Yancoal Australia, one of the largest remaining listed coal miners, has warned of continued "difficult" conditions in the global market, with sluggish demand and rising export volumes forcing producers to cut costs.
The main focus is on cost reduction at the company's mines and the head office, it told shareholders at Friday's annual meeting. It expects the measures to yield higher profits.
The group is planning to boost output, which will rise to an estimated 24 million tonnes by 2017 from 14 million tonnes last year.
Over the past year, Yancoal finalised the acquisition of Gloucester Coal, elevating it to the ranks of one of the nation's largest coal producers.

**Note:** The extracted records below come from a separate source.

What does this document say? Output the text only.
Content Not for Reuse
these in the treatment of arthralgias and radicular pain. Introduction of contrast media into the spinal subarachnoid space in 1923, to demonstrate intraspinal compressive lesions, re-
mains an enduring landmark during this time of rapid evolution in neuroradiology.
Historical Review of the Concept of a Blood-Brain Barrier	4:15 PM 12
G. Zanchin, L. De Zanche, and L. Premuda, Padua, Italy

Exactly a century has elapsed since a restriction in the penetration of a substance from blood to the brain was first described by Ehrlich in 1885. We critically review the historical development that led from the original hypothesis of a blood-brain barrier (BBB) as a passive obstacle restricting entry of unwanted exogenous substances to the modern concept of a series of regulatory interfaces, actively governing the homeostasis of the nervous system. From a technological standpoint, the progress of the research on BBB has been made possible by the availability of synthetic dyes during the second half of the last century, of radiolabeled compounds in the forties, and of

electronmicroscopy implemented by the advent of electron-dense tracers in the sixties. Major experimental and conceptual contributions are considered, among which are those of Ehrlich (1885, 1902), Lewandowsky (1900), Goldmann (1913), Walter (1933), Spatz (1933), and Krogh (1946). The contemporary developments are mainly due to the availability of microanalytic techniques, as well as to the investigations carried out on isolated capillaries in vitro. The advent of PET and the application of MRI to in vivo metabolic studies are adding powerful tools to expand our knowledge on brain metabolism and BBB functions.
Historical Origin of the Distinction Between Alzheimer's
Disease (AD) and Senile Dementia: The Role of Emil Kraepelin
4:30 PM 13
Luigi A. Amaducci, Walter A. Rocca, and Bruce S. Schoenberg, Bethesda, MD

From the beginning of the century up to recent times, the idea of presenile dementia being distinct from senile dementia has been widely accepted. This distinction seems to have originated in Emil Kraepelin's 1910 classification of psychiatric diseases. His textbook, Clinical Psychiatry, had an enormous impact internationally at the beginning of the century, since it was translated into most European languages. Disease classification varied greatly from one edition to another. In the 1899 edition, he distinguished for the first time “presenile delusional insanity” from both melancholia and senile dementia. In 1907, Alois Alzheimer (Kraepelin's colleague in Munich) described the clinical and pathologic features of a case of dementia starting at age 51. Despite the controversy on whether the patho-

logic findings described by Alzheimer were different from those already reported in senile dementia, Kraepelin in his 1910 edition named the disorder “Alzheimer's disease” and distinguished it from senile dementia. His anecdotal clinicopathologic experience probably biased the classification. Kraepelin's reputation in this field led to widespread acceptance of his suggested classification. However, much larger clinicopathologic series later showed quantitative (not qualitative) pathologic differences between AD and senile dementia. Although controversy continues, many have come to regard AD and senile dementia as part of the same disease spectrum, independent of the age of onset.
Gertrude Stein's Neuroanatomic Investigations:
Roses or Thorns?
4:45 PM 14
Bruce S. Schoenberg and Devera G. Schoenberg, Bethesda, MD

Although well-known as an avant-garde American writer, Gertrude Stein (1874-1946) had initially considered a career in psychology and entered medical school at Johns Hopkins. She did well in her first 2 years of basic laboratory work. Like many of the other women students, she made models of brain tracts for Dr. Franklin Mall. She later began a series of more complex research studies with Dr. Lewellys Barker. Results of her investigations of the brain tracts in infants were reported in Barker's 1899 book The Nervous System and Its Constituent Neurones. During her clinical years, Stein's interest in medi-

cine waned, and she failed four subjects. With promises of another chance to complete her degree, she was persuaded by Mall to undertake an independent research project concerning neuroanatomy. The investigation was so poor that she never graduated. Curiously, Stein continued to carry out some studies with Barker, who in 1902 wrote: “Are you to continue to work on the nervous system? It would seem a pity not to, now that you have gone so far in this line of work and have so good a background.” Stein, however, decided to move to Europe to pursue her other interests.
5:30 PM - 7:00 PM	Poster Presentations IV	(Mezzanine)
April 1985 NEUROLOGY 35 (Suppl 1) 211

With prices for coal exports remaining weak, Yancoal said it was pushing to cut production costs to less than $60 a tonne, from $65 now.
As part of this, it has signalled cutting overall costs by up to $380 million from next year, with about half the planned savings from optimising infrastructure, and the balance spread across head office functions and improvements in other areas such as coal blending.
Coking and steaming coal prices are expected to remain subdued for the rest of the year.
With the spot price of hard coking coal trading below the recently negotiated second-quarter benchmark price, weak demand from the steel industry and increasing output from local producers, export prices will remain under pressure.
Strong supply growth from both Australia and Indonesia is forecast to outstrip demand growth for the next three years, resulting in a weak outlook for thermal coal prices.
The one positive may come from a weaker Australian dollar, which may help increase profit margins.